Disclaimer: All recognisable characters are the property of JK Rowling.
The Weight of History
He sits, utterly exhausted, in the chair before the Headmaster's desk, willing his spine to remain straight as his muscles scream their mutiny.
"I understand your fears, Severus, your uncertainty. The boy is important, more precious than you could have intended him to become, to you. Do you see now, Severus, why I do not wish for Draco to be damaged by the act of murder?"
Finally, he finds his voice, and struggles to contain his anger.
"You, Dumbledore? You deign to speak to me of care, of compassion, of my desire to keep Draco safe? While you have sculpted the Potter boy into your plan, crafted him into a selfless martyr, all for your cause? You have no real care for either boy! Your only wish is that they fulfil their part in your master plan!"
Dumbledore's eyes turn suddenly livid, wild with rage, and he sweeps across the room to seize Snape's robes, shaking the younger man as if he were nothing more than a misbehaving child.
"You cannot fathom the depths of my concern for these boys! For the children cast under my care! It is for them, only them, that I have asked you to risk yourself! It is the defeat of your Dark Lord I desire, so the children of my school can live freely, without fear!"
A sickening doubt rises in Snape's gut, and he is no longer intimidated by Albus Dumbledore.
"Is it the fall of the Dark Lord you desire, Dumbledore? Or is it the defeat of the memory of your failure? Of your foolishness?"

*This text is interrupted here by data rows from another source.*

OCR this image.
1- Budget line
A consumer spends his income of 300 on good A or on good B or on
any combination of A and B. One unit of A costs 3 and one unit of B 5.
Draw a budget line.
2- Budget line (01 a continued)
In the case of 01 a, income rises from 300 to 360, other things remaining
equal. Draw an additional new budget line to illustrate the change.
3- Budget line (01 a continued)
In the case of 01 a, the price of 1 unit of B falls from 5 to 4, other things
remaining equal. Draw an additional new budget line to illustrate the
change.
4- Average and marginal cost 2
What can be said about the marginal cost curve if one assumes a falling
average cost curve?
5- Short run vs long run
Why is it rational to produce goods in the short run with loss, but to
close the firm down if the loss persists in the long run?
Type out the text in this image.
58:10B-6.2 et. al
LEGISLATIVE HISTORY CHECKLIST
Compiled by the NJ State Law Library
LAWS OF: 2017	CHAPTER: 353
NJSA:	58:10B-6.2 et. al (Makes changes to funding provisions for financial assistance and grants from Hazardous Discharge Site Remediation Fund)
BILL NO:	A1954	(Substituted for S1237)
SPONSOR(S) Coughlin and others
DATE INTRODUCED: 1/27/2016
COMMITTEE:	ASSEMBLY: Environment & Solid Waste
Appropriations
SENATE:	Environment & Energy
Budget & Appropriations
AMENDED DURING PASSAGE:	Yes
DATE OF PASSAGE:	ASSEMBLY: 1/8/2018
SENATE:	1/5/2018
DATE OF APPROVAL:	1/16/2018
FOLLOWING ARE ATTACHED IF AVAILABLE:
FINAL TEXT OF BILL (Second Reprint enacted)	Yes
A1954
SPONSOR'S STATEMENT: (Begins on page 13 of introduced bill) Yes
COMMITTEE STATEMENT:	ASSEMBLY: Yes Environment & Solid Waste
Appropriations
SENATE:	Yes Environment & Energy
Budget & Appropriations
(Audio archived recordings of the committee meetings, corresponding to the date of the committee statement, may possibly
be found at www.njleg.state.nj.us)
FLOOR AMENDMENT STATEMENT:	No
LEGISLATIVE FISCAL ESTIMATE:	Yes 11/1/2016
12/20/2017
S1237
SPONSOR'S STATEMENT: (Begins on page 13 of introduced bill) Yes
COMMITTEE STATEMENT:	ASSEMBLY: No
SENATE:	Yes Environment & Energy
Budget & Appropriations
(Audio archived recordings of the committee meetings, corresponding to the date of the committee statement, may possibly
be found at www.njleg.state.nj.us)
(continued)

The old wizard releases his grip on Snape's robes as if they are scalding, his face etched in shock and awe. They stare, frozen still, until Dumbledore finally, fatally looks away.
"I will not deny it, Severus. Perhaps... perhaps it is my greatest desire, to erase the fatal errors of my past. To cleanse my history in flame and fire, and death."
Dumbledore is so prodigiously skilled at manipulation that Snape finds himself feeling guilty, repentant, and nauseated.
"No-one in this world is free of secret motivations, Albus."
"No. We must do what we can, and hope our reasons will not outweigh the good we have done, in the end."
"For the greater good? For the greater good we will sacrifice Potter, Draco, our own lives? Do you suppose Draco's mother believes in the greater good when she casts her only son into the arms of the Dark Lord?"
"Narcissa Black made her choice, Severus. She chose her loyalty, as a young child. As did you-"
"And what choice did we have, Dumbledore? When we were gifted, by fate and arcane ritual, to futures forever in shadow? What good can a child Sorted into Slytherin achieve, when they must do battle against the very weight of history?"
"You have chosen to do good, Severus! You have chosen to love, even when the ones you love have chosen others! You have been devoted to a memory, to another man's wife, and look at the good you have done, and that which you are yet to do!"
"And to whom are you devoted, Albus? Whose memory do you serve?"
The old man looks away, his gazes falling upon Fawkes, in the throes of death upon his wooden perch.
"I have no-one to serve, Severus. I have not been as fortunate as you."